Another fish followed a few minutes later on Jackson’s rod, but after a few cranks, he passed the duties on to his older brother and a stockier fish came up. AJ asked if he could land it, and I took the rod while he scooped the fish up in the soft black mesh of the net with a laugh. Both boys returned to their worm races as I cast after the fish that seemed to revel in the quick cooldown brought on by the passing clouds and shot of rain.
The joy of fishing with kids can’t be understated, especially when monitoring their equipment for them in those times in between casting, reeling and watching a bobber settling in. As I glanced over for the yellow top and orange top of their assigned slipfloats, I struggled to find the latter and followed the tightening monofilament back to the boat to see AJ’s rod jump with the surge of a running fish. As I handed him the rod, I took note of weight at the end of the line and heard the protesting half-grind, half-wail of the spincast reel as the drag mechanism engaged, releasing more mono to the run of the fish.
He made no progress on the retrieve of the surging opponent, and I cautiously helped him turn the dial on the base of the kiddie combination that was bent in about as big of an arc as a three-foot pole can be. Bit by bit, the fish came closer to the boat, but remained deep below us. Finally, I saw a flash magnified by the volume of water between the transom and the fish and I gulped hard, and tried not to startle my son with the size of the large holdover rainbow that had found his offering amidst the hungry masses of this year’s stocked fish. While below us, it looked like it could have been 25 inches, I knew it would still be the biggest I had seen in the little lake, and certainly AJ’s largest fish of any kind thus far. As it came up through the column, taxing every turn of AJ’s reel, it didn’t shrink much, even when it breached the surface and ran around the net three or four times, attempting to shake the jig stuck in the corner of its mouth before a pass provided an ideal moment to finally corral the trout. At 21 inches, it was the largest small-lake rainbow I had seen in more than a decade.
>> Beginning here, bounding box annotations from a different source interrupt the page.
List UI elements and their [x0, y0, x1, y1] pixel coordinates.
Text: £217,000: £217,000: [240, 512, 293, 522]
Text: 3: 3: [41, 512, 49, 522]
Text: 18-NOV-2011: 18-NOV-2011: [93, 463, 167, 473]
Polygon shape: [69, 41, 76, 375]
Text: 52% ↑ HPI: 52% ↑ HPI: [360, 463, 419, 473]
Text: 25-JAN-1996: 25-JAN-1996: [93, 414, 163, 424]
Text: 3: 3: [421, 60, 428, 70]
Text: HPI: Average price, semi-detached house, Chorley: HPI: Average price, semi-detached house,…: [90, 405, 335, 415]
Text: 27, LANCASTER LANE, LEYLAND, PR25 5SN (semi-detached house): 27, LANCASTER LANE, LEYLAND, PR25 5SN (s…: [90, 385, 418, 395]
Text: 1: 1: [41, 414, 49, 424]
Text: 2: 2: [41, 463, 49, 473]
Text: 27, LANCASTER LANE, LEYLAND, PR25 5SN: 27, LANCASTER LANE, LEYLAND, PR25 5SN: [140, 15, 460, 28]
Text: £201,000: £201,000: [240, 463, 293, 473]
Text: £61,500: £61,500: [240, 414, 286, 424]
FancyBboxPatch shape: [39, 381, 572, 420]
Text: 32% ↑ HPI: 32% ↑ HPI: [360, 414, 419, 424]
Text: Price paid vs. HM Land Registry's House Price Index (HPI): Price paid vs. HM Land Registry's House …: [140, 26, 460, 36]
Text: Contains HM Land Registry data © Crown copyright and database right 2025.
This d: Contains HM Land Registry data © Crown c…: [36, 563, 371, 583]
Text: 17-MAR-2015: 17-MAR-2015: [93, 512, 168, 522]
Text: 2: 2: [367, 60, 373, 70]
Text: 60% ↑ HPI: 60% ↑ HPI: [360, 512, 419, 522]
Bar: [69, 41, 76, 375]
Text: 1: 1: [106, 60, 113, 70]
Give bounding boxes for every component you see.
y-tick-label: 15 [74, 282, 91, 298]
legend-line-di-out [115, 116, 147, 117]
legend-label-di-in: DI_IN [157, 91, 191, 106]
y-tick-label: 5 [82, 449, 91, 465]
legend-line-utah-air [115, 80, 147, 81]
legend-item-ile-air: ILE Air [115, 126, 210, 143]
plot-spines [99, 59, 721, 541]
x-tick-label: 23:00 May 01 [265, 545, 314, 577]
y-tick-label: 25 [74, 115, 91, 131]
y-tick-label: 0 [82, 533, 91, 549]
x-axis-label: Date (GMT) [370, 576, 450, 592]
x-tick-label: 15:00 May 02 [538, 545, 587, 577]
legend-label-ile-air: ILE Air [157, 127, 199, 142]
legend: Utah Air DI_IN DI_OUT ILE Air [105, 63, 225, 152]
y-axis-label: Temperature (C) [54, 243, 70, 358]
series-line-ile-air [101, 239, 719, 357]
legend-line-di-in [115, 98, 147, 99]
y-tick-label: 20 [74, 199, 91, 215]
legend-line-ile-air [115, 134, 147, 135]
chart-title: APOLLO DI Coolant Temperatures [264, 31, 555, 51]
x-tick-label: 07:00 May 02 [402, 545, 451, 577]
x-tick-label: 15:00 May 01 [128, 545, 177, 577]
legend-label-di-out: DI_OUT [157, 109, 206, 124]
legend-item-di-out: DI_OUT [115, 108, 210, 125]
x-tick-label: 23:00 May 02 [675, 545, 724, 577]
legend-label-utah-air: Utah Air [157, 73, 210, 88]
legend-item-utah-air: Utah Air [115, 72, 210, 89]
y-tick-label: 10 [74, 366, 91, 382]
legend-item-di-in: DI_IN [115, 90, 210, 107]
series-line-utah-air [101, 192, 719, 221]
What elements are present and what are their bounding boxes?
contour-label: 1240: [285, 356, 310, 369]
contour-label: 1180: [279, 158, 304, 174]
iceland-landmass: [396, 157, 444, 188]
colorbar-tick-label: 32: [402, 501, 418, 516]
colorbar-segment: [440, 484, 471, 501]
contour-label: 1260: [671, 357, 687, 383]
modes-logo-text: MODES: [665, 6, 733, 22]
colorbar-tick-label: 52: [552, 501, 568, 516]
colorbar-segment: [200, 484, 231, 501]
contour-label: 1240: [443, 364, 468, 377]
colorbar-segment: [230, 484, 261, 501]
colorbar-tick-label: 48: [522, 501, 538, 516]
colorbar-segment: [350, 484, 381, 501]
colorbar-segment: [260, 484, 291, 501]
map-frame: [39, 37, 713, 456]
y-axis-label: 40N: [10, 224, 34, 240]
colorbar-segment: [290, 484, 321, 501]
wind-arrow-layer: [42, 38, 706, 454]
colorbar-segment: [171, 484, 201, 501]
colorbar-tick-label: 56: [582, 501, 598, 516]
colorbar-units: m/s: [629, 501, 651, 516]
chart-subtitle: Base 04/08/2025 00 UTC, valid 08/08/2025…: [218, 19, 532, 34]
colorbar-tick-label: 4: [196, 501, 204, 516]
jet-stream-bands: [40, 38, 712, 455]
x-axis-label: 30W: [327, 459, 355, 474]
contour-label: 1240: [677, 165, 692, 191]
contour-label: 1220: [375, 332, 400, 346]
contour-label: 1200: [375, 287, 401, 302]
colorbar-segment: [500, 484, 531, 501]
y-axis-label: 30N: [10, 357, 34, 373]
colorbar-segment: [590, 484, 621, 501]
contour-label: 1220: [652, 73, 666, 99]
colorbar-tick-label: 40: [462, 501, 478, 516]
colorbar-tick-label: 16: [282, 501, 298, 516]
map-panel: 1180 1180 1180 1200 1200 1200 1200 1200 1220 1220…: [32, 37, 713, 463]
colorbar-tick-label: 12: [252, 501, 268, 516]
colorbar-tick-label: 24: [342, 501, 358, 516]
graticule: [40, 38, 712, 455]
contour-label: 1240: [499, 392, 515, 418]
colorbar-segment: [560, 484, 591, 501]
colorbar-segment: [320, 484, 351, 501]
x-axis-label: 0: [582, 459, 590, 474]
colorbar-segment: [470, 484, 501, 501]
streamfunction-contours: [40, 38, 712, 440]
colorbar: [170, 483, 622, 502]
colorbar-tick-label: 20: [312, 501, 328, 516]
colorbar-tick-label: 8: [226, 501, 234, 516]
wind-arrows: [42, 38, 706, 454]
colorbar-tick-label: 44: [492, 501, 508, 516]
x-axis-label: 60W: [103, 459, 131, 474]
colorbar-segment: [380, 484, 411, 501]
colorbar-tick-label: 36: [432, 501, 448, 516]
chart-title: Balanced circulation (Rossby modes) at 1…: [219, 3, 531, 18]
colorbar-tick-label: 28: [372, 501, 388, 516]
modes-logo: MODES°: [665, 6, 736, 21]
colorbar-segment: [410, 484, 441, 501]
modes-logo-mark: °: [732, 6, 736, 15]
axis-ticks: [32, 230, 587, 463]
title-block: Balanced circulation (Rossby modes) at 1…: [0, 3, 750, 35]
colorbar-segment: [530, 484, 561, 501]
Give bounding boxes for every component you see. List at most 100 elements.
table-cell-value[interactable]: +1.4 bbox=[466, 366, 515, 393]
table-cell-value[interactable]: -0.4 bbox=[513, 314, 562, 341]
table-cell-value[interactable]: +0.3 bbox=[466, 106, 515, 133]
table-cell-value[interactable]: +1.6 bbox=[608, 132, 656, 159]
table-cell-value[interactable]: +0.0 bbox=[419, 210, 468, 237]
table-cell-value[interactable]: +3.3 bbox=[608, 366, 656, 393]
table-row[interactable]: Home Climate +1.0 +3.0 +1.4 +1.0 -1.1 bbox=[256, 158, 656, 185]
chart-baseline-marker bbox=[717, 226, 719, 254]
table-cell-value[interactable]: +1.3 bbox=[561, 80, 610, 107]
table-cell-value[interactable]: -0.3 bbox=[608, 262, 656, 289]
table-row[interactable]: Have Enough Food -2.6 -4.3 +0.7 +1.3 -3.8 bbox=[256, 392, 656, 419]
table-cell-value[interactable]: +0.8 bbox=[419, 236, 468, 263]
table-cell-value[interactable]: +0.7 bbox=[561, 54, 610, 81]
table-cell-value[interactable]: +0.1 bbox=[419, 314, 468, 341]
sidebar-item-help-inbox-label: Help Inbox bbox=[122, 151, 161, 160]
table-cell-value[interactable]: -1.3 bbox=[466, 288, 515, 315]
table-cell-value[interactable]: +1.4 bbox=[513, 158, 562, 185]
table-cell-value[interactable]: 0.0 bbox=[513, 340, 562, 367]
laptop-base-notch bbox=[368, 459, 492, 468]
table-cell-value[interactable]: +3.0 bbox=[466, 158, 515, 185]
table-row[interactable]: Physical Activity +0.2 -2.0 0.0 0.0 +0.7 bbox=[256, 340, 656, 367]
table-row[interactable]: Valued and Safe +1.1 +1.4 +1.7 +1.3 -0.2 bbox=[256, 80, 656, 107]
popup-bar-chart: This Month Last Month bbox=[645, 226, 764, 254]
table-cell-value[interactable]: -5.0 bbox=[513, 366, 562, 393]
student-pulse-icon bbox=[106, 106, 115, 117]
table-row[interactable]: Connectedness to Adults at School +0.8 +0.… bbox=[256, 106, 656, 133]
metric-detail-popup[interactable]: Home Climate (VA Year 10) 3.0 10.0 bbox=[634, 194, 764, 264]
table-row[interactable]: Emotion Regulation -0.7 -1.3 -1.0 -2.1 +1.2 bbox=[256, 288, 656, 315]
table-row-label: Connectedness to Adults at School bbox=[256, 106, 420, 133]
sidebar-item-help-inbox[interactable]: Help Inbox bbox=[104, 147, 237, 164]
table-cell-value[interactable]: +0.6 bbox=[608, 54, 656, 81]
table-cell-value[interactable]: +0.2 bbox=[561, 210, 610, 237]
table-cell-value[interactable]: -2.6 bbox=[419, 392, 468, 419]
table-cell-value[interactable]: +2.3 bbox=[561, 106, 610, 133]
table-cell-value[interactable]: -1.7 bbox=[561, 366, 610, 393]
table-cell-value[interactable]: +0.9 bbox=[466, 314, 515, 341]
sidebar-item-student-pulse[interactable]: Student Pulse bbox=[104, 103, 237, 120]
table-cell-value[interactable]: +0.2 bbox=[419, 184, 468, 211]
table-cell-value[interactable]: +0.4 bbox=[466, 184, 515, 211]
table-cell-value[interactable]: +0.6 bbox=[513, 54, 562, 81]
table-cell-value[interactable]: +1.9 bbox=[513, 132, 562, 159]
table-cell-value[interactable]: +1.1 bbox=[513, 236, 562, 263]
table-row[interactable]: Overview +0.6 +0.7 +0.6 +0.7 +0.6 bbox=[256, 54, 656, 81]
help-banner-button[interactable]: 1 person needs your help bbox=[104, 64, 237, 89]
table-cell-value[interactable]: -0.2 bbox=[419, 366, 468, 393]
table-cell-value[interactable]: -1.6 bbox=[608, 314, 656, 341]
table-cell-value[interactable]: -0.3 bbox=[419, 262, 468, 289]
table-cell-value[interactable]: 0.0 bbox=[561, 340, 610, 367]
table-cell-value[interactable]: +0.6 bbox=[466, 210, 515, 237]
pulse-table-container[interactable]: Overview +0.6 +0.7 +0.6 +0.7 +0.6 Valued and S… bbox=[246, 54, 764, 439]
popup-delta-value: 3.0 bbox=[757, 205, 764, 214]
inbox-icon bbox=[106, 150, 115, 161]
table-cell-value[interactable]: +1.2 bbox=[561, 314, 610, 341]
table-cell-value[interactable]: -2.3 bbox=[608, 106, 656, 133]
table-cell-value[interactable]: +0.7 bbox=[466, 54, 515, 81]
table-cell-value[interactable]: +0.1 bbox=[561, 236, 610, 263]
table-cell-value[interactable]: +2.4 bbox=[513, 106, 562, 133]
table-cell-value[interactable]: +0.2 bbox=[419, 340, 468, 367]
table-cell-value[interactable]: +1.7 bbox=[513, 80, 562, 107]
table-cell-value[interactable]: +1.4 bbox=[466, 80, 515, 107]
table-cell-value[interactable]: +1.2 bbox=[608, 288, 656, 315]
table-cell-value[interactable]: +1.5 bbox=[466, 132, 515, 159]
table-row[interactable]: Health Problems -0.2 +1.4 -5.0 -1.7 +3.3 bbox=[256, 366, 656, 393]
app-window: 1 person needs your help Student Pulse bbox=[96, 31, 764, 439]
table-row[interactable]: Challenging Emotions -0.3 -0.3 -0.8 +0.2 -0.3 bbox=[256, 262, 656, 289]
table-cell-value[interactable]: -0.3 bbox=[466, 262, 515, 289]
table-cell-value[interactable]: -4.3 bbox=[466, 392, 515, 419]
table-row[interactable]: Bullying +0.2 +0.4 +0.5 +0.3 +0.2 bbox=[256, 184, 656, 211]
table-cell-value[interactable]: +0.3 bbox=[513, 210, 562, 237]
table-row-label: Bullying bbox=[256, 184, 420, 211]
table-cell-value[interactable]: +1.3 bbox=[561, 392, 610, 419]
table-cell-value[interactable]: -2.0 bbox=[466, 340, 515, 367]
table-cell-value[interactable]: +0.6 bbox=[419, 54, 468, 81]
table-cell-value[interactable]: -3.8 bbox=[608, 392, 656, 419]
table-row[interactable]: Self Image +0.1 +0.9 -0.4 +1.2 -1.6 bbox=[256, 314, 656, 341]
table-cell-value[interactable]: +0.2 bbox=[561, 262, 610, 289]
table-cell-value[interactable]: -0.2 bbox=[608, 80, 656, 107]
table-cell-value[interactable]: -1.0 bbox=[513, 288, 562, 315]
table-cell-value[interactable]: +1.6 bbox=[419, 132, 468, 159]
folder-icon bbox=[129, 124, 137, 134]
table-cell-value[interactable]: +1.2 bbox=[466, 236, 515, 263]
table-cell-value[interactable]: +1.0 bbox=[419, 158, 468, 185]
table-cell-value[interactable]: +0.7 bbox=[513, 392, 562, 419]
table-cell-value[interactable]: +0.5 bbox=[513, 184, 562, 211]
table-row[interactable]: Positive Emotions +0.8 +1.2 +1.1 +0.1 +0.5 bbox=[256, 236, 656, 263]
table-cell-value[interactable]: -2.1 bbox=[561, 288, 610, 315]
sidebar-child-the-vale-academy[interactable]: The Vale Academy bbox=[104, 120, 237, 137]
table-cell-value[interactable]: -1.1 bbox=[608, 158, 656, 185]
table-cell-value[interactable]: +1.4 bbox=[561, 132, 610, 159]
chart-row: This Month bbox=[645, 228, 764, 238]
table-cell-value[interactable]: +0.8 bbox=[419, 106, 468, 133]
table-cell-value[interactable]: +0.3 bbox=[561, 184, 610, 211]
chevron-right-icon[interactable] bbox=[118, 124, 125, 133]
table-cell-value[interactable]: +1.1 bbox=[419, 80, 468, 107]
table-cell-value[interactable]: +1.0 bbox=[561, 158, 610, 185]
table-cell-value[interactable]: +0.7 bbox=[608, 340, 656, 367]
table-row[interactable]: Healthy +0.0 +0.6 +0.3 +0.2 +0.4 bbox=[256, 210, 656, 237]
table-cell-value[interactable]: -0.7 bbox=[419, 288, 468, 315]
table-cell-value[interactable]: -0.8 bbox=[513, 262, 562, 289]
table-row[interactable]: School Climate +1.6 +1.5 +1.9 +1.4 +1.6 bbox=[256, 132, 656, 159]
With a bear hug, AJ held the trout for a quick photo before releasing it back into the lake with a splash. The three of us watched the trout sit dazed on the surface for a moment before the quick flip of its tail sent a spray of water into our faces and the fish zipping into the depths of the lake and our memories. The trout made our three-man crew content with the hour or so on the water, so I pulled the anchor and the boys took turns hitting either side of the trolling motor pedal with their hands until we arrived at the metal dock, bringing to a close an exciting evening of rain and rainbows…in our outdoors.